Crimes da ditadura
Dilma chora e diz que documento não pode servir para 'revanchismo'
Presidente indica ser contrária à revisão da Lei da Anistia ao lembrar 'pactos' da redemocratização
Preocupado com reações de militares, Palácio do Planalto pediu a ministro para conter insatisfação
Num discurso interrompido pelo choro, a presidente Dilma Rousseff afirmou nesta quarta (10) que o relatório final da Comissão Nacional da Verdade "demarca um novo tempo" e sedimenta a democracia no país, mas não pode servir para "revanchismo".
Presa e torturada pela ditadura, Dilma adotou um tom conciliador ao receber em mãos o relatório, no Palácio do Planalto.
"Nós reconquistamos a democracia à nossa maneira, por meio de lutas duras, por meio de sacrifícios humanos irreparáveis, mas também por meio de pactos e acordos nacionais, que estão muitos deles traduzidos na Constituição de 1988."
A principal referência é à Lei da Anistia, foco principal de divergência entre os que defendem e os que resistem a que agentes da repressão sejam punidos.

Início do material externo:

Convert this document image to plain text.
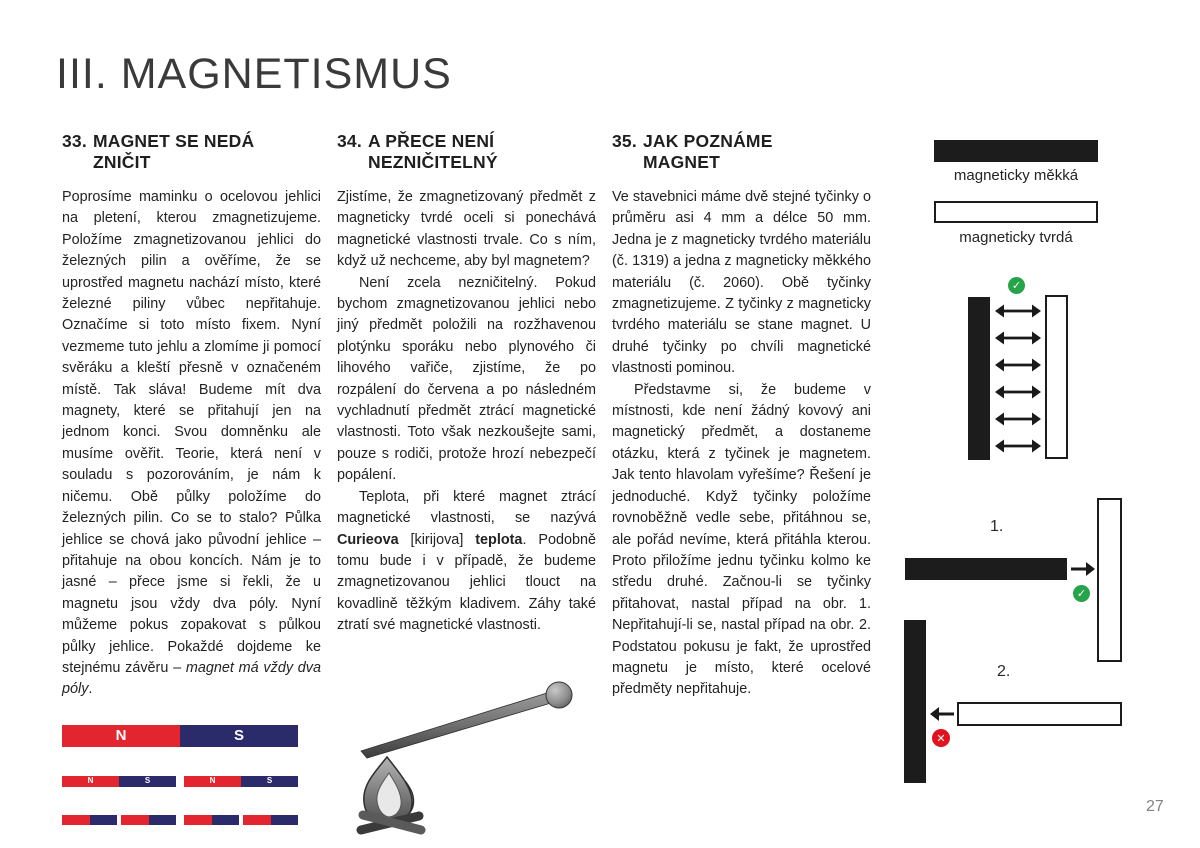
III. MAGNETISMUS
33. MAGNET SE NEDÁ
ZNIČIT

Poprosíme maminku o ocelovou jehlici na pletení, kterou zmagnetizujeme. Položíme zmagnetizovanou jehlici do železných pilin a ověříme, že se uprostřed magnetu nachází místo, které železné piliny vůbec nepřitahuje. Označíme si toto místo fixem. Nyní vezmeme tuto jehlu a zlomíme ji pomocí svěráku a kleští přesně v označeném místě. Tak sláva! Budeme mít dva magnety, které se přitahují jen na jednom konci. Svou domněnku ale musíme ověřit. Teorie, která není v souladu s pozorováním, je nám k ničemu. Obě půlky položíme do železných pilin. Co se to stalo? Půlka jehlice se chová jako původní jehlice – přitahuje na obou koncích. Nám je to jasné – přece jsme si řekli, že u magnetu jsou vždy dva póly. Nyní můžeme pokus zopakovat s půlkou půlky jehlice. Pokaždé dojdeme ke stejnému závěru – magnet má vždy dva póly.

N	S
N	S	N	S
34. A PŘECE NENÍ
NEZNIČITELNÝ

Zjistíme, že zmagnetizovaný předmět z magneticky tvrdé oceli si ponechává magnetické vlastnosti trvale. Co s ním, když už nechceme, aby byl magnetem?

Není zcela nezničitelný. Pokud bychom zmagnetizovanou jehlici nebo jiný předmět položili na rozžhavenou plotýnku sporáku nebo plynového či lihového vařiče, zjistíme, že po rozpálení do červena a po následném vychladnutí předmět ztrácí magnetické vlastnosti. Toto však nezkoušejte sami, pouze s rodiči, protože hrozí nebezpečí popálení.

Teplota, při které magnet ztrácí magnetické vlastnosti, se nazývá Curieova [kirijova] teplota. Podobně tomu bude i v případě, že budeme zmagnetizovanou jehlici tlouct na kovadlině těžkým kladivem. Záhy také ztratí své magnetické vlastnosti.

35. JAK POZNÁME
MAGNET

Ve stavebnici máme dvě stejné tyčinky o průměru asi 4 mm a délce 50 mm. Jedna je z magneticky tvrdého materiálu (č. 1319) a jedna z magneticky měkkého materiálu (č. 2060). Obě tyčinky zmagnetizujeme. Z tyčinky z magneticky tvrdého materiálu se stane magnet. U druhé tyčinky po chvíli magnetické vlastnosti pominou.

Představme si, že budeme v místnosti, kde není žádný kovový ani magnetický předmět, a dostaneme otázku, která z tyčinek je magnetem. Jak tento hlavolam vyřešíme? Řešení je jednoduché. Když tyčinky položíme rovnoběžně vedle sebe, přitáhnou se, ale pořád nevíme, která přitáhla kterou. Proto přiložíme jednu tyčinku kolmo ke středu druhé. Začnou-li se tyčinky přitahovat, nastal případ na obr. 1. Nepřitahují-li se, nastal případ na obr. 2. Podstatou pokusu je fakt, že uprostřed magnetu je místo, které ocelové předměty nepřitahuje.

magneticky měkká
magneticky tvrdá
✓
1.
✓
2.
✕
27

Sancionada em 1979, ela isentou militares e participantes da luta armada.
Pessoalmente favorável à revisão da lei, segundo auxiliares, Dilma tem, na cadeira de presidente, se manifestado contra modificações com o objetivo de não criar problema com as Forças Armadas.
A presidente se emocionou ao falar que o Brasil "merecia a verdade". "Afirmei [em 2012, ao empossar a comissão] que o Brasil merecia a verdade, que as novas gerações mereciam a verdade, e, sobretudo, mereciam a verdade aqueles que perderam... [chora] familiares, parentes, amigos, companheiros e que continuam sofrendo como se eles morressem de novo, e sempre, a cada dia."

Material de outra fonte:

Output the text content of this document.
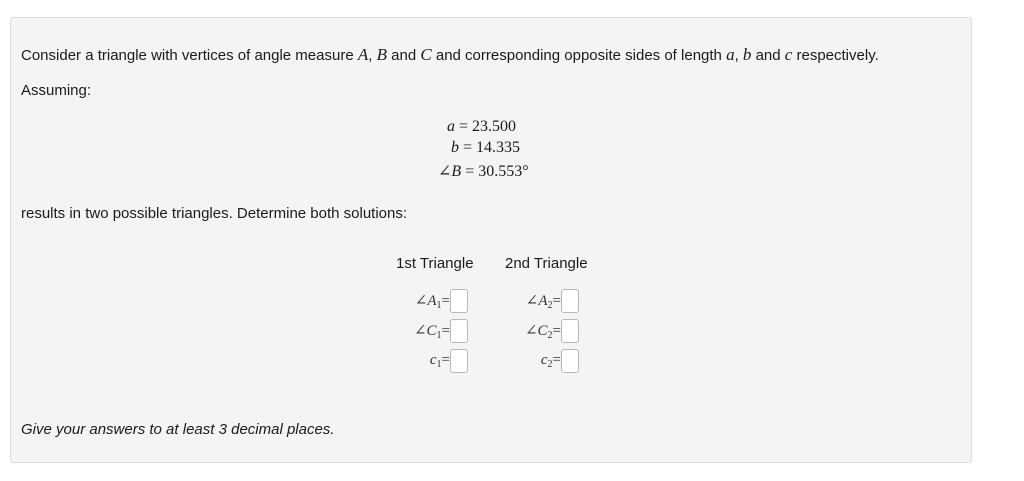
Consider a triangle with vertices of angle measure A, B and C and corresponding opposite sides of length a, b and c respectively.
Assuming:
a = 23.500
b = 14.335
∠B = 30.553°
results in two possible triangles. Determine both solutions:
1st Triangle 2nd Triangle
$\angle A_1=$
$\angle C_1=$
$c_1=$
$\angle A_2=$
$\angle C_2=$
$c_2=$
Give your answers to at least 3 decimal places.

De acordo com auxiliares presidenciais, o relatório final foi "duríssimo" por acusar de crimes presidentes da República e comandantes militares, além de relativizar o alcance da Lei da Anistia.
Em sua fala, Dilma reafirmou simultaneamente o valor da luta contra o Estado ditatorial e a necessidade de se reconhecer os acordos que permitiram a redemocratização do país. "A verdade não significa revanchismo. A verdade não deve ser motivo para ódio ou acerto de contas. "
Logo após o discurso, os membros da comissão discordaram do sentido das palavras da presidente. Rosa Cardoso disse que Dilma falou de maneira genérica, e os pactos podem ser entendidos como os acordos legais que obrigam o Estado brasileiro a cumprir decisões de cortes internacionais.
A referência é à decisão da Corte Interamericana de Direitos Humanos que sentenciou o Brasil a investigar crimes da ditadura e punir seus autores, um dos principais argumentos dos defensores da derrubada da Lei da Anistia.
Ela foi contraditada por Paulo Sérgio Pinheiro, que ressaltou a decisão do Supremo que ratificou a legislação em 2010.
Os bastidores que antecederam à divulgação do relatório foram tensos. O governo identificou resistência entre oficiais de patente média das Forças Armadas, que foi contida pelo ministro da Defesa, Celso Amorim. A pasta não se pronunciou. Houve mais silêncio do que supunha o próprio governo.
Na semana que vem, Dilma promoverá oficiais e participará do almoço com a cúpula das três Forças Armadas.